KEM-V Novelle für Österreich

Aller Voraussicht nach wird noch im Oktober 2006 eine Novelle zur Kommunikationsparameter-, Entgelt- und Mehrwertdiensteverordnung (KEM-V) in Kraft treten.

Ein wesentlicher Teil der Novelle ist dem Bereich der Mehrwertdienste gewidmet: Hier kam es in den vergangenen zwei Jahren seit dem In-Kraft-Treten der KEM-V zur Entstehung neuer Dienste. Diese waren zwar zum Teil bereits bei der Erstellung der KEM-V berücksichtigt worden, vor allem die Erfahrungen der Schlichtungsstelle der RTR-GmbH haben aber gezeigt, dass einige Bestimmungen durchaus präzisiert werden sollten bzw. teilweise darüber hinausgehende neue Bestimmungen notwendig sind.

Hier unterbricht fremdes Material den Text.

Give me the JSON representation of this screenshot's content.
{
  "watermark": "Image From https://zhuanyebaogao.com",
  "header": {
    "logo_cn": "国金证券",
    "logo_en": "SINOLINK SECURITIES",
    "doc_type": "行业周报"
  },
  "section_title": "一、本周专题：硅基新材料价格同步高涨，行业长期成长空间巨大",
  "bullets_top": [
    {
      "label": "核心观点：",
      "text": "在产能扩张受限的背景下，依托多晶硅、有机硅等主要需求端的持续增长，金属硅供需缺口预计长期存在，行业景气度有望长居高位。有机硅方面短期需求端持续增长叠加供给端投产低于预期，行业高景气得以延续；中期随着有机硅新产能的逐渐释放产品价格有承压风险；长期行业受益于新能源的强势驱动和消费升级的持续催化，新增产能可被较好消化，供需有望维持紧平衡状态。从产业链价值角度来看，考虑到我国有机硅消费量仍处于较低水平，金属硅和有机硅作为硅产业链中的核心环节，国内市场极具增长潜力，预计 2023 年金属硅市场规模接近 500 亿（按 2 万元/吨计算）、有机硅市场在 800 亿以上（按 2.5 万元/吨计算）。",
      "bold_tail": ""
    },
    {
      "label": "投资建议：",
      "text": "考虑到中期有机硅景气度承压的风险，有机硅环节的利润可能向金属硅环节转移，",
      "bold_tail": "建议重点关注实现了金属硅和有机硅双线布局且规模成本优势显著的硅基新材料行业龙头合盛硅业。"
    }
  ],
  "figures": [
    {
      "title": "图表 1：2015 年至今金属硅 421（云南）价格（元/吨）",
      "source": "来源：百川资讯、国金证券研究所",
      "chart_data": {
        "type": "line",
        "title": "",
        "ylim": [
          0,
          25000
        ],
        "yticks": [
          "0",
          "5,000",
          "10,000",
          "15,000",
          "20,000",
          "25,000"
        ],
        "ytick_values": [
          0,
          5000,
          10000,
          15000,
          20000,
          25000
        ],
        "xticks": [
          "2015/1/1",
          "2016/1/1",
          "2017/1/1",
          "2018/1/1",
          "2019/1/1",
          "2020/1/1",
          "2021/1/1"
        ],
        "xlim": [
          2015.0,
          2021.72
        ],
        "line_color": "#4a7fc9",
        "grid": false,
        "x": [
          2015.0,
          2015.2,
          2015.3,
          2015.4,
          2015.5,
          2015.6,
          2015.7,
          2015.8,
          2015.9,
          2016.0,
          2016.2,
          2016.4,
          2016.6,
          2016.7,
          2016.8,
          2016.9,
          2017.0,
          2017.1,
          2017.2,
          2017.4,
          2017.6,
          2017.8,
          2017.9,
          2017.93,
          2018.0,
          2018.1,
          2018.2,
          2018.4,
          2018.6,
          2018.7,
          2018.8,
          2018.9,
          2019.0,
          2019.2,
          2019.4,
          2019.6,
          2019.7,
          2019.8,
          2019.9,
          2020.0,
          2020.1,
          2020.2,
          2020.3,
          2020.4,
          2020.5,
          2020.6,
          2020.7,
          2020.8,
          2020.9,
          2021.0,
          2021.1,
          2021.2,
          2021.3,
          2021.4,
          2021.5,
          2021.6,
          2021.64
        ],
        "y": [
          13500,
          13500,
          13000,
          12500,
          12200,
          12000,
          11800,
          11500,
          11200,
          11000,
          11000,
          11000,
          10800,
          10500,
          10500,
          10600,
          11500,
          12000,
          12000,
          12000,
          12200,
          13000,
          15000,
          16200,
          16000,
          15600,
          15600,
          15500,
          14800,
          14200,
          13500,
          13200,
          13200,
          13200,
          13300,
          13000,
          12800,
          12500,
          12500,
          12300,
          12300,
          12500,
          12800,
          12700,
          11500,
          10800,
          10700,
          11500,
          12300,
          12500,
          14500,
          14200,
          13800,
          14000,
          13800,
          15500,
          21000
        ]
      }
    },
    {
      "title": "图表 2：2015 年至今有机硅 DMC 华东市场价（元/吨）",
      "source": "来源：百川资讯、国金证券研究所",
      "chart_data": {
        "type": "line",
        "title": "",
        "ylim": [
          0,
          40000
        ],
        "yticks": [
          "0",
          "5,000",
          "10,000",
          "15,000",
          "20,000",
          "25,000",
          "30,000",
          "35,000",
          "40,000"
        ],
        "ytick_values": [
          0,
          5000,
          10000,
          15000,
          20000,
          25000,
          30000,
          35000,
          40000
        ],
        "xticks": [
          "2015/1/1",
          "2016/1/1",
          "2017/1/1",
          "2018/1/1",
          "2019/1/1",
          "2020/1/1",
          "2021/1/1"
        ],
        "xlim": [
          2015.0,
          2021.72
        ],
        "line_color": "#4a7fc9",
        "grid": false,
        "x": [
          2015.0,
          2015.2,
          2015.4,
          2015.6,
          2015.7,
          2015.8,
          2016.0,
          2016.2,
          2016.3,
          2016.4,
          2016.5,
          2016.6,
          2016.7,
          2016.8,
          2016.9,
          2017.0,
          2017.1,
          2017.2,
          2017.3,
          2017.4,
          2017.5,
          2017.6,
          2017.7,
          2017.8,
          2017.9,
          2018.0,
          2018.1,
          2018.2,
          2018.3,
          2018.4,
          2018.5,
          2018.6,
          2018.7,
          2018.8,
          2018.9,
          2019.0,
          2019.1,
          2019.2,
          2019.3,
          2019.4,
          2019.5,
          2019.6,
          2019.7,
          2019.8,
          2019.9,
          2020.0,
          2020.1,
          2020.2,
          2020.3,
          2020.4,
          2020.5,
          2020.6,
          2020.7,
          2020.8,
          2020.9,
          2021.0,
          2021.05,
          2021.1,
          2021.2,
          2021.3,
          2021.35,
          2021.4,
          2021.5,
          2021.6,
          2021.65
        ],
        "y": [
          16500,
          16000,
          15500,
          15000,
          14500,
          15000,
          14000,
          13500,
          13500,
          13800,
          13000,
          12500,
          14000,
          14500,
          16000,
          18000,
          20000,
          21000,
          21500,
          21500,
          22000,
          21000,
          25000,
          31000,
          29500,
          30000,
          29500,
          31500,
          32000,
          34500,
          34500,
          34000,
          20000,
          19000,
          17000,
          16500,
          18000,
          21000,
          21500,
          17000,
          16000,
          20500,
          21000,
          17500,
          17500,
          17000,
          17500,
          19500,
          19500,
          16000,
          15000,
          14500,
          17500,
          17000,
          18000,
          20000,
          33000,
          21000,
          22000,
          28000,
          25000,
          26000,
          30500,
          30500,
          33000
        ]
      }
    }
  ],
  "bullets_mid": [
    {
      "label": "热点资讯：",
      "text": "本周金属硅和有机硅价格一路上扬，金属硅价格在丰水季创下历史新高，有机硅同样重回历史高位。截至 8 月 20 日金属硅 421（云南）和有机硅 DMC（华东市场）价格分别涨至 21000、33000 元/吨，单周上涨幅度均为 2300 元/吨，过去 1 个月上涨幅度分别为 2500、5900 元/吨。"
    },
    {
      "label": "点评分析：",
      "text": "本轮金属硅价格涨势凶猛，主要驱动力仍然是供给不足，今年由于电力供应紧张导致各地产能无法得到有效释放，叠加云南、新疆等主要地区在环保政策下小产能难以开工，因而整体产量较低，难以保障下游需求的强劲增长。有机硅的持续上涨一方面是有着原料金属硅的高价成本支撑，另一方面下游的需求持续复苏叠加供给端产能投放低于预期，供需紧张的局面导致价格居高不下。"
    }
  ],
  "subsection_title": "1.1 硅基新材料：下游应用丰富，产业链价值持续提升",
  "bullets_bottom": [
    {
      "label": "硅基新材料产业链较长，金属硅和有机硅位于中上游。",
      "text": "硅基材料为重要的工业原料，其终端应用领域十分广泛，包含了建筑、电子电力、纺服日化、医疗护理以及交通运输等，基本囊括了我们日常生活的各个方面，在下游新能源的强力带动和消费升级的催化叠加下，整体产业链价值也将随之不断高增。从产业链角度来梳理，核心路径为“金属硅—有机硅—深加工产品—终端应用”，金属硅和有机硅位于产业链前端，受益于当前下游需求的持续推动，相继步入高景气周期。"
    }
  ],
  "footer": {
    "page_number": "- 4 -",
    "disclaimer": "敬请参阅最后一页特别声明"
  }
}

Unter anderem werden folgende Änderungen erfolgen:

  • In Folge des mit der KEM-V eingeführten Opt-In-Systems für nationale Dialer kam es dazu, dass diese in Österreich de facto vom Markt verschwunden sind und sich teilweise in den Bereich der Auslands-Dialer verlagert haben. Diese werden nun ebenfalls explizit verboten.
  • Weiters sind Klarstellungen im Bereich der SMS-Mehrwertdienste vorgesehen. So werden zukünftig beispielsweise Chat-Dienste nur mehr MO-verrechnet (mobile originated) zulässig sein. Dies bedeutet, dass nur die SMS, die ein Nutzer an eine Mehrwertdiensterufnummer sendet, verrechnet werden dürfen, nicht aber jene, die an den Nutzer vom Dienstanbieter gesendet werden.
  • Überdies wird ein verpflichtendes Kennwort für die Beendigung von Abo-Diensten festgelegt. Hier kam es in der Vergangenheit vermehrt dazu, dass Nutzer einen einmal bestellten Abo-Dienst nicht mehr abbestellen konnten. Zukünftig wird es möglich sein, dass mit dem Kennwort „Stopp“ jedenfalls alle Abo-Dienste unter einer Rufnummer beendet werden.